Semuanya bermula semenjak jalan itu buruk dan dijuluki
sebagai tanjakan tengkorak. Perlu juga untuk diketahui. Sebenarnya, julukan
tanjakan tengkorak adalah julukan yang berlebihan, karena pada kenyataan hanya
pernah terjadi satu kecelakaan yang menewaskan lima orang akibat sang sopir
mengantuk. Tapi bagi penduduk kampung, kecelakaan itu sudah cukup membuat tanjakan
itu dijuluki Tanjakan Tengkorak di samping kecelakaan-kecelakaan kecil yang
sering terjadi pada sebelum dan sesudah tanjakan itu.
Ketika kecelakaan itu, Kakek Slamat dan sang istri
tidaklah berada di rumah dan tengah ke pulau seberang untuk berkunjung ke rumah
anak lelakinya. Dengan kondisi cuaca hujan lebat, maka jalan pun becek dan berlumpur.

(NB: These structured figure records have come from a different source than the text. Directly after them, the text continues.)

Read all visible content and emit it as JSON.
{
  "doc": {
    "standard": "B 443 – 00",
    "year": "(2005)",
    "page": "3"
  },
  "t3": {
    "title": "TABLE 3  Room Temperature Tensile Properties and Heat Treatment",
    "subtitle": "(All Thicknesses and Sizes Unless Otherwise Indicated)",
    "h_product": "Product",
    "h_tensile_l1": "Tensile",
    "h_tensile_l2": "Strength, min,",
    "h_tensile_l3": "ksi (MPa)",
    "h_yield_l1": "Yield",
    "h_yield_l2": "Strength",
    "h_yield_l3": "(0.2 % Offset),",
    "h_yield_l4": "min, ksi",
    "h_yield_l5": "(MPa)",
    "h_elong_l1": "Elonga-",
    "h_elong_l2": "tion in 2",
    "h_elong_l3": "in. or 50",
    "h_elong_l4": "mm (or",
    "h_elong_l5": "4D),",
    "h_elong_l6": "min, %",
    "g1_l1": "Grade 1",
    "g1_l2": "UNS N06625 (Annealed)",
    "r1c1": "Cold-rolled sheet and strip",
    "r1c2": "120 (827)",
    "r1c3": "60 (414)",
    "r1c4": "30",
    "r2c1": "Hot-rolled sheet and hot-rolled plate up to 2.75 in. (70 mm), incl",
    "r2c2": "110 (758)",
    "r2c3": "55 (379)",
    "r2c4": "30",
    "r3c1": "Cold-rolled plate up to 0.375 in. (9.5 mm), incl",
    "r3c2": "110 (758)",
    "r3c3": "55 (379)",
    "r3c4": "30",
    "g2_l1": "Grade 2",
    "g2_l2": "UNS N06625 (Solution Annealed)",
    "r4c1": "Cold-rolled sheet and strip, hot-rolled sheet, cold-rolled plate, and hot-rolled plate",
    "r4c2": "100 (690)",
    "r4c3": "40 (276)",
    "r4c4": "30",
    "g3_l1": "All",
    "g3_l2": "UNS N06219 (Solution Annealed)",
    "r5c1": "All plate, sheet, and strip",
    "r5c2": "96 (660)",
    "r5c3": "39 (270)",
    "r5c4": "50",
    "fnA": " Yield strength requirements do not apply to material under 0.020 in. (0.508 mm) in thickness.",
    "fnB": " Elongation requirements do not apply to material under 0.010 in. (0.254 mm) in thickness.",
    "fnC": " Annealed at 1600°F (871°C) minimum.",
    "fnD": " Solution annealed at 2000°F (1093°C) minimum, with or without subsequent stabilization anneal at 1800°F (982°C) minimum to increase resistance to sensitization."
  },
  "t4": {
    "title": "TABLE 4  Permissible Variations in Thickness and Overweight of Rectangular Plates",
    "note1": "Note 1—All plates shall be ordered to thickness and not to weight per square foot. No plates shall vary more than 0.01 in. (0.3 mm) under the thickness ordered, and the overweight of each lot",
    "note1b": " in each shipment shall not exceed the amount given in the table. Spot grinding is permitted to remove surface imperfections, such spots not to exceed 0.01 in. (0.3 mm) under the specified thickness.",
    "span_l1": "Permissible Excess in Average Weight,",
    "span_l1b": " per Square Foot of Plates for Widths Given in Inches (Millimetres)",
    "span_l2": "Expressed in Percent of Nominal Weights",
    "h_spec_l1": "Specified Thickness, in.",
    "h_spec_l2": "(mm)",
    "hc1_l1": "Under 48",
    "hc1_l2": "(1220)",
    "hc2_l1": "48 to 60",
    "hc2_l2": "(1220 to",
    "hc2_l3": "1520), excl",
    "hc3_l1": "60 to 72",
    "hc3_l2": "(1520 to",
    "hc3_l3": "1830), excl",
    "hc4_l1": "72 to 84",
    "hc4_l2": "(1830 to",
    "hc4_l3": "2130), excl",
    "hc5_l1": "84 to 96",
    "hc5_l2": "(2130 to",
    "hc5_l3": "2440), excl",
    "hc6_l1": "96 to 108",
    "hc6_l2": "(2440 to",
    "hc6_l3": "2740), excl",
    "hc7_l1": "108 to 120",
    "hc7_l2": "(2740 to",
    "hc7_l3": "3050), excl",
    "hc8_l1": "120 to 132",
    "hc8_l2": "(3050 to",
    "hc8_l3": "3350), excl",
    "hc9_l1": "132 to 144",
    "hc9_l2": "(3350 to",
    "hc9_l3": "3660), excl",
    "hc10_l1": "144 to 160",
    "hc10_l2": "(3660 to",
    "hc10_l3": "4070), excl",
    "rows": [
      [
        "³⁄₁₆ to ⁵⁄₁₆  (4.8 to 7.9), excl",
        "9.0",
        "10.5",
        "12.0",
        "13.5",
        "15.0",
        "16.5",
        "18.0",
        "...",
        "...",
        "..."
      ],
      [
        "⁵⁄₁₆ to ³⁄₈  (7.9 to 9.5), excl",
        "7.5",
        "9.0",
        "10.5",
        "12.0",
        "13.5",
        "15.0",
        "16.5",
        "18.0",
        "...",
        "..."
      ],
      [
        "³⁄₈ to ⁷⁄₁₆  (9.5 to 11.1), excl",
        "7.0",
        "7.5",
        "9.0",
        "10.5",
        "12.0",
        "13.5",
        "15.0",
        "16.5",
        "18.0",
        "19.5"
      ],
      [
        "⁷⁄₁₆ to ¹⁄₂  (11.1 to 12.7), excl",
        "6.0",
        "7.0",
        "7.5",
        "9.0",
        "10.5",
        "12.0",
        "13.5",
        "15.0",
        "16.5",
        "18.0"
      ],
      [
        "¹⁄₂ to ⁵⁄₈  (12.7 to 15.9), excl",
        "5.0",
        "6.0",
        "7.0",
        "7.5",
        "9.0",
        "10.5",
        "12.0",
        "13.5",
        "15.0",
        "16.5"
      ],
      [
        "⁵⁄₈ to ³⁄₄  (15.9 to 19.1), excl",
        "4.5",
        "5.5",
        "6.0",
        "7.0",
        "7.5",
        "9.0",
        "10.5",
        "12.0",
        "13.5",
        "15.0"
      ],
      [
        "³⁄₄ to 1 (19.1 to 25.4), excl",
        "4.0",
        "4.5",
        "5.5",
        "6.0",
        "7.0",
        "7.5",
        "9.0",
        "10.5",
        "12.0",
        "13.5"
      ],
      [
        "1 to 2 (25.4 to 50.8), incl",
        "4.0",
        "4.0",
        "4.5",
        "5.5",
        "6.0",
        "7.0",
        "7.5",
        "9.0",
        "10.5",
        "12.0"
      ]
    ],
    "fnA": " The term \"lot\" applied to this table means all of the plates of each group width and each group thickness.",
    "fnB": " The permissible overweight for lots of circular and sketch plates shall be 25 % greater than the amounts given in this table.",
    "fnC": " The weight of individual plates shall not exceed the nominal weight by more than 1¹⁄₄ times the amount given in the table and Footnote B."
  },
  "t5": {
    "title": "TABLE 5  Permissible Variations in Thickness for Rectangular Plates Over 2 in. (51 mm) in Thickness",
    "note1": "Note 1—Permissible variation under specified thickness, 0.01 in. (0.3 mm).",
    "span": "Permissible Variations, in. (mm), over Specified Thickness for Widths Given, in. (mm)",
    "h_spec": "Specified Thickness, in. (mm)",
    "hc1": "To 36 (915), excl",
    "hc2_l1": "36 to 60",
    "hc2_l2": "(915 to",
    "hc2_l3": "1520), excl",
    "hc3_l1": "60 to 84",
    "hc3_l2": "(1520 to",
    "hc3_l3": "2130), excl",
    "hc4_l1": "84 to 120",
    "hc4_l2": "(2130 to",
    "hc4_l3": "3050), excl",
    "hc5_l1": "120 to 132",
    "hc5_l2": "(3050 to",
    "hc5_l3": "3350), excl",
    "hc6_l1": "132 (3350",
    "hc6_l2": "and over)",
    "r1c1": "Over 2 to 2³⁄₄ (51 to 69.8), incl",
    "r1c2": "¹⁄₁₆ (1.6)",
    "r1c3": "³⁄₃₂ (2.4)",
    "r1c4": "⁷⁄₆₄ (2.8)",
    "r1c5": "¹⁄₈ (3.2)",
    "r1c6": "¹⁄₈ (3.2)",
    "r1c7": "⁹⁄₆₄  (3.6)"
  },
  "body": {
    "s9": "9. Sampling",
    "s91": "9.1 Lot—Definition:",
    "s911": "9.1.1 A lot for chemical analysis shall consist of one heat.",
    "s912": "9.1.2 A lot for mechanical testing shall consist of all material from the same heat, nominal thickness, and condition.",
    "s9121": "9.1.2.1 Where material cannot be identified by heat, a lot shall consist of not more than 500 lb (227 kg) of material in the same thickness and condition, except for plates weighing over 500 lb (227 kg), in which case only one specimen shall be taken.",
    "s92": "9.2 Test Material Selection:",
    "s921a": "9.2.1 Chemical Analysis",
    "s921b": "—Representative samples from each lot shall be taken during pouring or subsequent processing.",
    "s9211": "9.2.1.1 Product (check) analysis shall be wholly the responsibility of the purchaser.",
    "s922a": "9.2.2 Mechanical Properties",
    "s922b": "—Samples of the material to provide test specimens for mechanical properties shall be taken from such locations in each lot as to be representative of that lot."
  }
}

Kecelakaan yang terjadi di pagi hari itu pun tak terelakkan, dan bagai terlepas
dari tuahnya arahan Kakek Slamat yang begitu tulus memperbaiki jalan yang
rusak.
Kecelakaan yang menewaskan lima orang itu pun menyita perhatian
ratusan pasang mata, untuk menyaksikan langsung ke lokasi kecelakaan yang
berada di sebuah jurang. Selain sibuk membicarakan perihal kecelakaan, orang-orang
pun akhirnya bertanya-tanya akan keberadaan Kakek Slamat dan sang istri. Rumah Kakek
Slamat yang terlihat reot pun tak luput dari perhatian.
“Itu rumah Kakek Slamat.”
“Ya, itu rumahnya. Tapi kenapa kakek itu tak ada
kelihatan?”
Rumah itu, rumah reot yang sebenarnya tak layak huni
dan pernah dihantam badai itu, sudah barang tentu kembali tersorot kamera
setelah sebelumnya disorot berkat penemuan kucing hutan yang dilindungi itu. Penemu
kucing hutan yang terjerat itu, tak lain dan tak bukan adalah Kakek Slamat yang
akhirnya banyak diwawancarai terkait penemuan yang menarik perhatian warga kala
itu.
Dan begitulah yang akhirnya didapat Kakek Slamat sepulang
dari berkunjung ke rumah sang anak dan cucu. Kakek Slamat dikunjungi orang-orang
dari yayasan amal, dan berniat merenovasi rumah Kakek Slamat menjadi rumah yang
layak huni. Dengan adanya niat tulus itu, Kakek Slamat pun begitu bahagia dan langsung
bersujud syukur akan rezeki yang didapat dari arah tak disangka-sangka itu. Selama
perbaikan rumah itu, Kakek Slamat pun tak tinggal diam, dan ikut bergotong royong
bersama para pekerja yang disuguhi singkong goreng dan rebus dari hasil kebun
yang belakangan sering diborong seorang dermawan, bahkan memberikan uang yang
lebih kepada Kakek Slamat dan istrinya itu.
***
Tentu tak berlebihan, saat pada akhirnya orang-orang
mengenal Kakek Slamat yang nama aslinya Mulkan itu, diabadikan namanya menjadi
sebutan Tanjakan Slamat di sebuah tanjakan. Nama tanjakan itu sendiri, resmi
diberikan setelah perbaikan jalan yang tak berselang lama setelah renovasi
rumah Kakek Slamat. Bagi orang-orang kampung, segala kebaikan Kakek Slamat
adalah inspirasi untuk selalu berkarya, dan giat bergotong royong untuk
kemajuan bersama.
Memang. Berkat kemajuan teknologi, kisah Kakek Slamat
pun dengan mudah dilihat dan ditiru oleh berbagai kalangan. Tapi walaupun
adanya kemajuan teknologi, maka hal itu tak berlaku sama sekali bagi Kakek
Slamat yang hidup sederhana, tanpa adanya telepon pintar atau smartphone di genggamannya.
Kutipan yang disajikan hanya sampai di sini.